Fresh from directing the successful Home, I’m Darling in the West End, Tamara Harvey takes the helm for this revival of one of Tenessee Williams’ lesser-known works. A rewrite of his 1940 text Battle of Angels, it’s a modern retelling of the ancient Greek Orpheus myth. In this rendition, the great musical charmer is Val, a young man with a guitar, a snakeskin jacket and a dubious history. He lands a job in a goods store run by a middle-aged woman called Lady, whose elderly husband is dying, and who has a rather interesting past herself.
It’s one of Williams’ more unusual plays and explores a wide range of challenging themes including guilt, regret, solitude and bigotry.
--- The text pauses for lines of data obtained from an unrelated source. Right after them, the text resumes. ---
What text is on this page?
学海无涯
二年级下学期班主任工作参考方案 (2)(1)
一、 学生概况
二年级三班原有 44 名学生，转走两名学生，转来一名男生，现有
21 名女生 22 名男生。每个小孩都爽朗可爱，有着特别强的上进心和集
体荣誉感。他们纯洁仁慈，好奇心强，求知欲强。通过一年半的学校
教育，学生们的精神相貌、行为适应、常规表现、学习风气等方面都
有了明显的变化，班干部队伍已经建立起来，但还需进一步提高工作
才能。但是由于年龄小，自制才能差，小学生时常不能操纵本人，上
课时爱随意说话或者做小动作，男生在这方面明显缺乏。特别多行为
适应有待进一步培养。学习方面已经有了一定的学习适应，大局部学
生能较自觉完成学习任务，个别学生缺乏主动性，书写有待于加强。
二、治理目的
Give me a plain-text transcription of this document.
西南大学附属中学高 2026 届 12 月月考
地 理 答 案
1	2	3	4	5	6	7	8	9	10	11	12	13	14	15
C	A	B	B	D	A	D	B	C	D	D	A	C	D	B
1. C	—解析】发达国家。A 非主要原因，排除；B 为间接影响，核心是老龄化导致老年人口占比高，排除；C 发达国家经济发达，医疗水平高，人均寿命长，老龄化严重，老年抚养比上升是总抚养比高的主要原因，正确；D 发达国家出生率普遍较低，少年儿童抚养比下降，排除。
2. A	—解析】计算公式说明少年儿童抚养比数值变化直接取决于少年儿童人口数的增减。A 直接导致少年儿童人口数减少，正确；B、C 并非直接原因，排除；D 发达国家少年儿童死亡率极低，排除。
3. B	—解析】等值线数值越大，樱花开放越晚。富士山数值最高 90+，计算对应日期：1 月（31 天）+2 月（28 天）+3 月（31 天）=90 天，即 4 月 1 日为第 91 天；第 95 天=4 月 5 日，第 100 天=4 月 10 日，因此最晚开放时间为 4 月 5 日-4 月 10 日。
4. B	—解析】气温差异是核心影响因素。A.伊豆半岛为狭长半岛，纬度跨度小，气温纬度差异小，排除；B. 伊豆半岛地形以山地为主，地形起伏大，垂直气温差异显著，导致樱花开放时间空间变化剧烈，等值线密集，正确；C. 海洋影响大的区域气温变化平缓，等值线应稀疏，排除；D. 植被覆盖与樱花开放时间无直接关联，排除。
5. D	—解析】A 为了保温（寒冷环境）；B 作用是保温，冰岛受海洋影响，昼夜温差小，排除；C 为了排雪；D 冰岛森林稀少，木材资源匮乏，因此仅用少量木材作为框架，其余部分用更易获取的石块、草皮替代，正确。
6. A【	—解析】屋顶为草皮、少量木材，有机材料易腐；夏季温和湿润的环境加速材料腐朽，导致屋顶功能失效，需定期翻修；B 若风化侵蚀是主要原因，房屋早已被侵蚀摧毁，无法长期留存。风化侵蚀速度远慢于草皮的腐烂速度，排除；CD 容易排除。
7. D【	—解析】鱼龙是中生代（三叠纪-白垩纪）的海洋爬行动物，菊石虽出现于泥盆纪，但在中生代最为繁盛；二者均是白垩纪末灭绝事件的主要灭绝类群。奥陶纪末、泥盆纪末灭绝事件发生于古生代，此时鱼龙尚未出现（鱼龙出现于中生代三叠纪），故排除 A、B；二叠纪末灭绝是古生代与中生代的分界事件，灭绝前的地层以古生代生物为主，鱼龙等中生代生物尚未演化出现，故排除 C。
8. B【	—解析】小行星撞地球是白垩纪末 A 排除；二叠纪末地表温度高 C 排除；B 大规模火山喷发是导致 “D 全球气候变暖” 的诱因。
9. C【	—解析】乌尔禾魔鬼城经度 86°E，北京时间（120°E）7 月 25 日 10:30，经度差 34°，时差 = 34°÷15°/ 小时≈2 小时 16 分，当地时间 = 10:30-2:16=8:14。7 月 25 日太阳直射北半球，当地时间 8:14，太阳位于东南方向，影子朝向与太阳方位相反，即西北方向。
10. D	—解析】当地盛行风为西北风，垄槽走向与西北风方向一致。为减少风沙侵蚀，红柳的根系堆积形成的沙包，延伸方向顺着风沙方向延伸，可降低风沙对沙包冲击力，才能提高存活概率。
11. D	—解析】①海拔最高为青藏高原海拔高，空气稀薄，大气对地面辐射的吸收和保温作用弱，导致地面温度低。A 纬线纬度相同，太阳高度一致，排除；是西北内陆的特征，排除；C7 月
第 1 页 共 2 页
The text itself is a little clumsy and heavy handed – at times it becomes bogged down in the weight of its symbolism, while a handful of plot turns are a bit of a stretch. We didn’t find it credible that in a small town which thrives on gossip, it would take years for the truth about the perpetrator of arson attack to come out.
Thankfully this production has much to recommend. The staging is wonderfully simple and effective – it’s quite a sparse design, allowing the focus to be on the characters and Williams’ often poetic dialogue. There’s some absolutely superb acting here – Hattie Morahan is exceptional as Lady, as we witness her transformation from a defensive, guarded woman into one who begins to embrace the thoughts and feelings she has suppressed. Seth Numrich as Val also shines, although we’d have enjoyed a little more swagger.
Overall we were impressed with this new production of Orpheus Descending. It’s not one of Williams’ best known or most loved works and there’s probably a reason for that – it tackles some tricky issues and it often lacks subtlety and nuance in doing so. Yet Tamara Harvey has directed an intelligent reinterpretation of the play, one that really brings out the power in the lyrical quality of Williams’ words, and one that kept us captivated throughout thanks to the sheer quality of the acting.